Я вырвала из «Истор. Вестника» фотографию Глеба Ивановича и хранила ее до отъезда, а, уезжая, подарила Герм. Ал. Лопатину, который благоговейно чтит Глеба Ивановича и был совершенно растроган моим подарком... У Глеба Ивановича на этом портрете такое скорбное лицо... и он поразительно похож...
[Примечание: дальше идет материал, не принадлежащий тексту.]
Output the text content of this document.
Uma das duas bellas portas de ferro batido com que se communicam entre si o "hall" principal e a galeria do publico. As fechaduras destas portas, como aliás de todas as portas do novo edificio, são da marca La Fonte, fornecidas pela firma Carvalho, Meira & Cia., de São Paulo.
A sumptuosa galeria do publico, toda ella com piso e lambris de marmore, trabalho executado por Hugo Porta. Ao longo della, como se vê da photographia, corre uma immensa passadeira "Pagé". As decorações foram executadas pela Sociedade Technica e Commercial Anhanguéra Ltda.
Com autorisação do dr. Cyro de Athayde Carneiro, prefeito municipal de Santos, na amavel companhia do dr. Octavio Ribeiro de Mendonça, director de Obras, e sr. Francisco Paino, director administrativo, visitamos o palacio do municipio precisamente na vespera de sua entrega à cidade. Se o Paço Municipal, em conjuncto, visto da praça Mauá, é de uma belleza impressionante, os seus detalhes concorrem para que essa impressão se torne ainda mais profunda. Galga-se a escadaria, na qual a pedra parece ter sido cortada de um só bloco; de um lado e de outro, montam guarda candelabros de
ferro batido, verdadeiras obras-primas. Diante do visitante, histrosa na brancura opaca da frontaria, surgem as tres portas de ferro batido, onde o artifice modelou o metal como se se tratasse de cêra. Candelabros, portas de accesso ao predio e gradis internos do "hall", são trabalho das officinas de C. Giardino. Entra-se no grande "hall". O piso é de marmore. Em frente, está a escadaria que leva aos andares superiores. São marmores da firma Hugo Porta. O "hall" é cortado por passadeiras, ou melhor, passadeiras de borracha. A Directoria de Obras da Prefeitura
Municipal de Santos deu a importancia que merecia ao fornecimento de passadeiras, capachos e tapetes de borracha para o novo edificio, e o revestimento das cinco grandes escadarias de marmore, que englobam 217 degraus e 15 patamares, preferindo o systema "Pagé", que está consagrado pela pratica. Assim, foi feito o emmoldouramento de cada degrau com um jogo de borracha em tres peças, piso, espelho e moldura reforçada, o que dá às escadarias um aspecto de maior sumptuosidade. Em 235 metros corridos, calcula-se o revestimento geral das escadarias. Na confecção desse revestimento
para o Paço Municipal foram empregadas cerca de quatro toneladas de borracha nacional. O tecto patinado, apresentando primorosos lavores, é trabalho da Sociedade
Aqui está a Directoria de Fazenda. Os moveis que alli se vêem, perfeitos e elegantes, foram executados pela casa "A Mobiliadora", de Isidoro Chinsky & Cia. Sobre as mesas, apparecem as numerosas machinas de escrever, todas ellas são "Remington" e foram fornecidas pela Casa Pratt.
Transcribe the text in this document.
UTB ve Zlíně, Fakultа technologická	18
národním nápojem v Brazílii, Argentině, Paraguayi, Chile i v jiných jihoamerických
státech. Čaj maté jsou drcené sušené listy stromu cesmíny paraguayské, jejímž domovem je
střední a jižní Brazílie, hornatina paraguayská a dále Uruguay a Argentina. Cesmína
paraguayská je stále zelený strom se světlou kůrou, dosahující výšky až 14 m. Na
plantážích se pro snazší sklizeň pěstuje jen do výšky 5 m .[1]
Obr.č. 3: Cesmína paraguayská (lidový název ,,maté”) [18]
В.Н.Фигнер, отрывок из письма Ветринскому на его запрос о Глебе Ивановиче Успенском: "Я думаю, что мы скорее угадывали, чем знали друг друга. Ни он ко мне, ни я к нему близко не подходили. Поэтому, что же я могла бы написать о нем? Несколько мелочей, которые ничего к нему не прибавят, а амплифицировать факты я не умею. Да надо сказать, что мои мысли в то время были так сконцентрированы на заговорщицкой деятельности, что я не могла попять, что от всякого надо требовать по способностям, и меня страшно огорчало, что Успенский т о л ь к о писатель, публицист и художник. Мне хотелось, чтоб все в одном котле кипели. А затем я никогда не была с ним наедине, когда у человека бывают порывы, что он легко и свободно отдается другим, раскрывается. Всегда мы были в обществе других, и да простится мне — скучно там было! Даже ни разу не выдалось такого счастливого часа, когда Г. И. начинал (по словам других, более счастливых его друзей) рассказывать что-нибудь из своих наблюдений, — -п. ч., по общим отзывам, он был несравненный собеседник в этих случаях. А при мне не было ничего яркого, незабываемого... Если было еще что характерное в моих отношениях с Успенским, то это его реалистическое понимание русского крестьянина с одной стороны, и мое сантиментальное народничество — «другой. — С обиженной улыбкой, добродушно-иронически он жаловался окружающим, что Вера Ник[олаевна] требует от него «шоколадного мужика». А я и впрямь народа не знала и страшно хотела шоколаду, да шоколаду... Вот и все. "
В.Н.Фигнер:
НА ВЕЧЕРЕ (6 АПРЕЛЯ 1927 г.) В ПАМЯТЬ 25-ЛЕТИЯ СО ДНЯ СМЕРТИ Г. И. УСПЕНСКОГО
Если кто-нибудь из присутствующих надеялся узнать от меня какие-либо ценные сообщения о встречах с Успенским, то будет совершенно разочарован, потому что эти встречи были совершенно случайны и происходили всегда в самой неблагоприятной обстановке. Как многие люди с именем, Г. И. привлекал к себе людей самых разнообразных и не имел достаточной твердости отмести от себя никчемные знакомства. Встречаясь с ним с осени 1879 г., я никогда не оставалась с ним наедине, а всегда на людях, среди которых были и пожилые, и молодые, были революционеры, нелегальные и личности, ничего общего с революционерами не имеющие, и большей частью все присутствующие были или мало, или совсем между собой незнакомы. От этого вечера у него в семье проходили вяло, никаких животрепещущих вопросов не поднималось, была пустая болтовня, перескакивающая с одного на другое. Глеб Иванович был замечательный рассказчик—об этом есть множество свидетельств„ Однако, при мне он ни разу не вовлекался в какой-нибудь рассказ на одну из тех тем, которые у него постоянно были в голове. У моего друга, нелегального лавриста Таксиса, я задолго до напечатания рассказа «Больная совесть» слышала пересказ этого рассказа, с содержанием которого неоднократно Успенский, после возвращения из-за границы, делился в Москве со своими знакомыми радикалами. Тут был и солдат Кудиныч, который избивал венгерцев в 48-м году, бился с горцами на Кавказе, сражался с поляками при Николае, и на ряду с этим восхвалял и тех и других. Тут был и прокурор в Версале, посылающий коммунаров на каторгу с глубоким убеждением в правоте своего дела— защиты священной собственности, и прокурор русский, который произносит обвинительную речь, за которой следует та же каторга, а потом собирает деньги в пользу обвиняемого. Помню, как тут для меня впервые Таксис указывал на полную определенность отношений в Западной Европе, вполне сложившихся, кристаллизовавшихся, с одной стороны, а с другой—на полную неопределенность социальных отношений в нашей России 70-х годов.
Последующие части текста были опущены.